The AVG function returns a numeric value representing the average value of the data within the window. For DECIMAL type, the return result is also of DECIMAL type, and its precision and scale may increase. The return result for other types is of DOUBLE type.

Example

  1. Query the average salary (salary) of the same department (dep_no), partitioned by department without sorting:
SELECT dep_no, salary, AVG(salary) OVER (PARTITION BY dep_no)
FROM VALUES
  ('Eric', 1, 28000),
  ('Alex', 1, 32000),
  ('Felix', 2, 21000),
  ('Frank', 1, 30000),
  ('Tom', 2, 23000),
  ('Jane', 3, 29000),
  ('Jeff', 3, 35000),
  ('Paul', 2, 29000),
  ('Charles', 2, 23000)
AS tab(name, dep_no, salary);

The result is as follows:

dep_no | salary | avg_salary
--------+---------+------------
1       | 28000   | 30000.0
1       | 32000   | 30000.0
1       | 30000   | 30000.0
2       | 21000   | 24000.0
2       | 23000   | 24000.0
2       | 29000   | 24000.0
2       | 23000   | 24000.0
3       | 29000   | 32000.0
3       | 35000   | 32000.0
  1. Query the cumulative average salary (salary) of the same department (dep_no), partitioned by department and ordered by salary.
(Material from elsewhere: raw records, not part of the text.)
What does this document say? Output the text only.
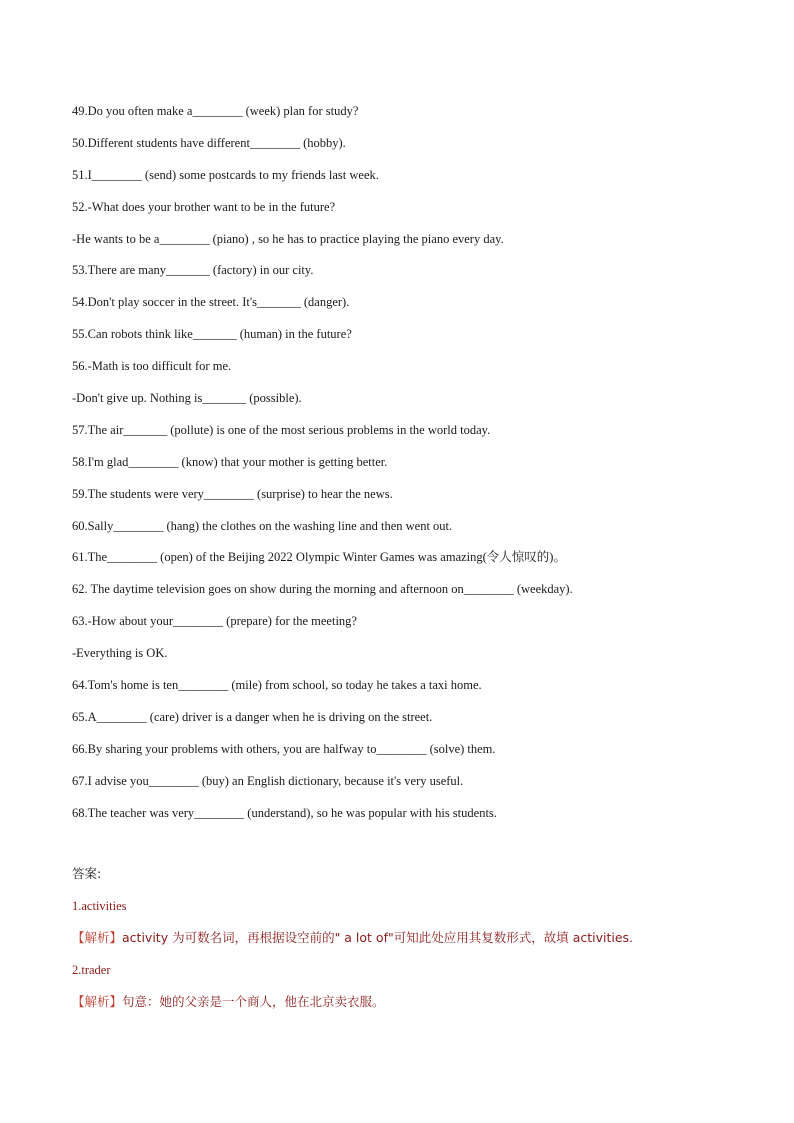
49.Do you often make a________ (week) plan for study?
50.Different students have different________ (hobby).
51.I________ (send) some postcards to my friends last week.
52.-What does your brother want to be in the future?
-He wants to be a________ (piano) , so he has to practice playing the piano every day.
53.There are many_______ (factory) in our city.
54.Don't play soccer in the street. It's_______ (danger).
55.Can robots think like_______ (human) in the future?
56.-Math is too difficult for me.
-Don't give up. Nothing is_______ (possible).
57.The air_______ (pollute) is one of the most serious problems in the world today.
58.I'm glad________ (know) that your mother is getting better.
59.The students were very________ (surprise) to hear the news.
60.Sally________ (hang) the clothes on the washing line and then went out.
61.The________ (open) of the Beijing 2022 Olympic Winter Games was amazing(令人惊叹的)。
62. The daytime television goes on show during the morning and afternoon on________ (weekday).
63.-How about your________ (prepare) for the meeting?
-Everything is OK.
64.Tom's home is ten________ (mile) from school, so today he takes a taxi home.
65.A________ (care) driver is a danger when he is driving on the street.
66.By sharing your problems with others, you are halfway to________ (solve) them.
67.I advise you________ (buy) an English dictionary, because it's very useful.
68.The teacher was very________ (understand), so he was popular with his students.
答案:
1.activities
【解析】activity 为可数名词，再根据设空前的" a lot of"可知此处应用其复数形式，故填 activities.
2.trader
【解析】句意：她的父亲是一个商人，他在北京卖衣服。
Return the average value from the start row to all rows with the same salary as the current row in the current window:
SELECT dep_no, salary, AVG(salary) OVER (PARTITION BY dep_no ORDER BY salary)
FROM VALUES
  ('Eric', 1, 28000),
  ('Alex', 1, 32000),
  ('Felix', 2, 21000),
  ('Frank', 1, 30000),
  ('Tom', 2, 23000),
  ('Jane', 3, 29000),
  ('Jeff', 3, 35000),
  ('Paul', 2, 29000),
  ('Charles', 2, 23000)
AS tab(name, dep_no, salary);

The result is as follows:

dep_no | salary | avg_salary
--------+---------+------------
1       | 28000   | 28000.0
1       | 30000   | 29000.0
1       | 32000   | 30000.0
2       | 21000   | 21000.0
2       | 23000   | 22333.333333333332
2       | 23000   | 22333.333333333332
2       | 29000   | 24000.0
3       | 29000   | 29000.0
3       | 35000   | 32000.0

Notes

  • When there are no non-NULL values within the window, the AVG function returns NULL.
  • When using the AVG function, ensure that the definitions of partition, sorting, and window range meet expectations.